# 2018 Golf-R with warped rotors and need replacement(s)



## autovelocity (May 25, 2009)

2018 Golf R with 30,000km with front warped rotors and I'm looking to replace rotors/pads.


I've settled on Zimmerman solid rotors and Im looking at the EBC Redstuff pads.

Having said that, does anyone currently run the RedStuff pads on their R?

I would like to know how RedStuff compares to the OEM pads in terms of:

1. Braking performance (cold and hot)
2. Dust 
3. Noise 
4. Wear of pad/rotors


Thanks.


----------



## gruppe-b (Dec 6, 2008)

*Re:EBC RedStuffs*

I do not have a current Golf R,but I've got a Mk4 '04 R32.
Have been using the EBCs for several years,started using them with my old '99 Turbo Bug.Overall,they have a bit less initial 'bite' than the OEMs.They wear a bit better/longer and don't squeal/chatter if you install them with their backing plates.If they do happen to squeal at first (my first set did) ,they quiet down quickly after break-in .Very low dust,and what dust there is is easy to wash off.

I see you chose Zimmerman rotors,I have had good results with them in the past.On my most recent brake job,I decided to purchase StopTech Cryogenically treated rotors with very good results.I found them on Autoanything dot com.Kinda pricey,but cheaper than OEM---VW has bumped up their parts pricing significantly in the last few years. 
Good Luck and have fun :wave:


----------



## autovelocity (May 25, 2009)

I just installed them today and so far I am very impressed.

Even though I am in the bedding in process for now, I find the inital bite superior to the OEM pads and even at highway speeds, I barely touch the brake pedal and it wants to grip/stop far more aggressively than before.
The rumor(s) among forums is that EBC changed their formula for the newer RED pads? I woudnt know since this is the first time I ever went with a non OEM pad.


As for the Zimmerman rotors, I have used them on all previous cars and have proven to be a winning choice.


----------



## BsickPassat (May 10, 2010)

What you're feeling is the brake-in coating.

Once that wears off, then the pads are less aggressive, which then you can start the 60-10 mph bedding process

Sent from my moto x4 using Tapatalk


----------



## ksanchez (Mar 12, 2001)

autovelocity said:


> I would like to know how RedStuff compares to the OEM pads in terms of:
> 
> 1. Braking performance (cold and hot)
> 2. Dust
> ...


2017 Golf R and 2017 Golf Alltrack owner here. I put RedStuff pads on my R's fronts at 35k (same OEM rotors) and Redstuff pads with new OEM rotors on the Alltrack rears, so I'll offer my insight...
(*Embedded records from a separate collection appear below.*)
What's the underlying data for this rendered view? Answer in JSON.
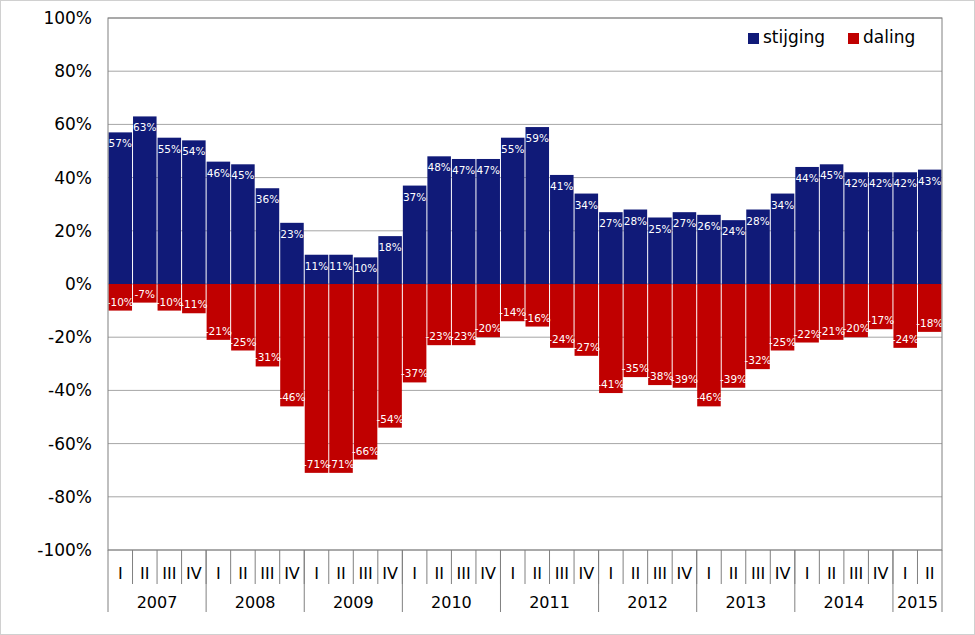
{
  "chart_data": {
    "type": "bar",
    "stacked": true,
    "data_labels": true,
    "grid": true,
    "legend": "top-right",
    "categories": [
      "I",
      "II",
      "III",
      "IV",
      "I",
      "II",
      "III",
      "IV",
      "I",
      "II",
      "III",
      "IV",
      "I",
      "II",
      "III",
      "IV",
      "I",
      "II",
      "III",
      "IV",
      "I",
      "II",
      "III",
      "IV",
      "I",
      "II",
      "III",
      "IV",
      "I",
      "II",
      "III",
      "IV",
      "I",
      "II"
    ],
    "x_groups": [
      {
        "label": "2007",
        "size": 4
      },
      {
        "label": "2008",
        "size": 4
      },
      {
        "label": "2009",
        "size": 4
      },
      {
        "label": "2010",
        "size": 4
      },
      {
        "label": "2011",
        "size": 4
      },
      {
        "label": "2012",
        "size": 4
      },
      {
        "label": "2013",
        "size": 4
      },
      {
        "label": "2014",
        "size": 4
      },
      {
        "label": "2015",
        "size": 2
      }
    ],
    "ylim": [
      -100,
      100
    ],
    "yticks": [
      {
        "value": -100,
        "label": "-100%"
      },
      {
        "value": -80,
        "label": "-80%"
      },
      {
        "value": -60,
        "label": "-60%"
      },
      {
        "value": -40,
        "label": "-40%"
      },
      {
        "value": -20,
        "label": "-20%"
      },
      {
        "value": 0,
        "label": "0%"
      },
      {
        "value": 20,
        "label": "20%"
      },
      {
        "value": 40,
        "label": "40%"
      },
      {
        "value": 60,
        "label": "60%"
      },
      {
        "value": 80,
        "label": "80%"
      },
      {
        "value": 100,
        "label": "100%"
      }
    ],
    "series": [
      {
        "name": "stijging",
        "color": "#101a78",
        "values": [
          57,
          63,
          55,
          54,
          46,
          45,
          36,
          23,
          11,
          11,
          10,
          18,
          37,
          48,
          47,
          47,
          55,
          59,
          41,
          34,
          27,
          28,
          25,
          27,
          26,
          24,
          28,
          34,
          44,
          45,
          42,
          42,
          42,
          43
        ],
        "value_labels": [
          "57%",
          "63%",
          "55%",
          "54%",
          "46%",
          "45%",
          "36%",
          "23%",
          "11%",
          "11%",
          "10%",
          "18%",
          "37%",
          "48%",
          "47%",
          "47%",
          "55%",
          "59%",
          "41%",
          "34%",
          "27%",
          "28%",
          "25%",
          "27%",
          "26%",
          "24%",
          "28%",
          "34%",
          "44%",
          "45%",
          "42%",
          "42%",
          "42%",
          "43%"
        ]
      },
      {
        "name": "daling",
        "color": "#c00000",
        "values": [
          -10,
          -7,
          -10,
          -11,
          -21,
          -25,
          -31,
          -46,
          -71,
          -71,
          -66,
          -54,
          -37,
          -23,
          -23,
          -20,
          -14,
          -16,
          -24,
          -27,
          -41,
          -35,
          -38,
          -39,
          -46,
          -39,
          -32,
          -25,
          -22,
          -21,
          -20,
          -17,
          -24,
          -18
        ],
        "value_labels": [
          "-10%",
          "-7%",
          "-10%",
          "-11%",
          "-21%",
          "-25%",
          "-31%",
          "-46%",
          "-71%",
          "-71%",
          "-66%",
          "-54%",
          "-37%",
          "-23%",
          "-23%",
          "-20%",
          "-14%",
          "-16%",
          "-24%",
          "-27%",
          "-41%",
          "-35%",
          "-38%",
          "-39%",
          "-46%",
          "-39%",
          "-32%",
          "-25%",
          "-22%",
          "-21%",
          "-20%",
          "-17%",
          "-24%",
          "-18%"
        ]
      }
    ]
  }
}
1) performance - seems to be better. R stopped more aggressively with them on the front.
2) dust - definitely dustier - on the alltrack with EBC's in the rear, the rear rims
3) noise - I noticed no difference from stock
4) definitely eats rotors faster. On the R, I barely had any lip on the rotors at 35k when I did the pads, and now (9k later) there is a lot more of a lip on the rotors (I just posted about minimum thickness on R/Performance Pack brakes)


----------